New, permanent progressive weakness and atrophy in polio survivors is probably due to permanent denervation as a result of a distal degeneration of enlarged motor units.[35] Evidence for this theory includes smaller macro-MUP amplitude in newly weakened patients[65] and angular atrophic muscle fibers indicative of ongoing denervation on muscle biopsy.[29] Some evidence of denervation, including fibrillations on conventional EMG and widespread myofiber immunoreactivity for neural cell adhesion molecule, can be seen in motor units undergoing "remodeling" (ie, denervation/reinnervation without net loss in size of motor units), and thus cannot be regarded as unequivocal evidence for a progressive denervating syndrome in postpolio syndrome.

In addition to providing information on possible etiologies of post-polio syndrome symptoms, electrodiagnostic studies can be used to document changes in the motor unit that occur as a result of treatment. Our studies have revealed the amelioration of jitter with a shortacting intravenous anticholinesterase medication in a proportion of post-polio syndrome patients.[61] An uncontrolled, open trial of pyridostigmine in fatigued polio subjects has also revealed a subjective improvement in fatigue in approximately 60% of subjects.[67] Further controlled studies are warranted to better evaluate the benefits and risks of these medications in post-polio syndrome.

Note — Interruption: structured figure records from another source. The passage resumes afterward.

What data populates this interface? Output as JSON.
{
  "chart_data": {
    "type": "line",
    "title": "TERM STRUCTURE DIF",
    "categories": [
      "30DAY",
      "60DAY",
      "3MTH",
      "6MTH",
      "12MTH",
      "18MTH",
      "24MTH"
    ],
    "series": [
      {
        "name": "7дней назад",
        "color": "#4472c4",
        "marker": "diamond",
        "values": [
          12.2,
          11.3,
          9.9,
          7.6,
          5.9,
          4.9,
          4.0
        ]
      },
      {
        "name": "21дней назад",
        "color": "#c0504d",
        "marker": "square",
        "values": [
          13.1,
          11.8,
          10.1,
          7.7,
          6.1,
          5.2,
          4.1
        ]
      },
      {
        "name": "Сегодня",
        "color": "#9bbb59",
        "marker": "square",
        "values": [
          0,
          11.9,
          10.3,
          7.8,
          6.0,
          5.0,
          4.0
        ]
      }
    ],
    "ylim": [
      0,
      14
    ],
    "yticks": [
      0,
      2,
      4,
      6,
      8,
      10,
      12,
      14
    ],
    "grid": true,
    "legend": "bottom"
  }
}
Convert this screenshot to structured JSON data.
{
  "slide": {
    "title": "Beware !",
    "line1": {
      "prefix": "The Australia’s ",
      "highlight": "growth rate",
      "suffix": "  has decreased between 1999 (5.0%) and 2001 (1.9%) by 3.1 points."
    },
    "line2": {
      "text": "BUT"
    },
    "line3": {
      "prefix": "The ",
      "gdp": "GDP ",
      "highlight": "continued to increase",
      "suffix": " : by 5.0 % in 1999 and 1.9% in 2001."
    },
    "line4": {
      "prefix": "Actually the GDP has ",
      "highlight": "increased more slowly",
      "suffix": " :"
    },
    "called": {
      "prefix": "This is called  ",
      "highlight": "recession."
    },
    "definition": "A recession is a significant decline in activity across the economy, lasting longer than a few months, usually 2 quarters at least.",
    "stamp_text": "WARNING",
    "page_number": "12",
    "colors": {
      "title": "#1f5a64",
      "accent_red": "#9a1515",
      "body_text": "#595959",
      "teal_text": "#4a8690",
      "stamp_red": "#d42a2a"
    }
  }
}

Clinical utility. At present, electrodiagnostic studies in post-polio patients can be used in clinical practice to confirm past poliomyelitis involving motor neurons, and as an aid to exclude other conditions that could be causing symptoms of increased weakness, fatigue, and atrophy. For example, nerve conduction studies that should be normal in polio survivors may be abnormal in those with a peripheral neuropathy. In addition, F-waves, H-reflexes, and somatosensory evoked potentials studies in combination with nerve conduction velocity studies can be helpful to exclude radiculopathies and myelopathies that may mimic post-polio syndrome.

Even though clinical electrophysiologic tests cannot be used currently for the diagnosis of post-polio syndrome,[29] it is possible that macro-EMG studies may prove useful in the future. Further carefully controlled and clinically correlated electrodiagnostic studies may provide more information about the pathophysiology, diagnosis, and treatment of post-polio syndrome.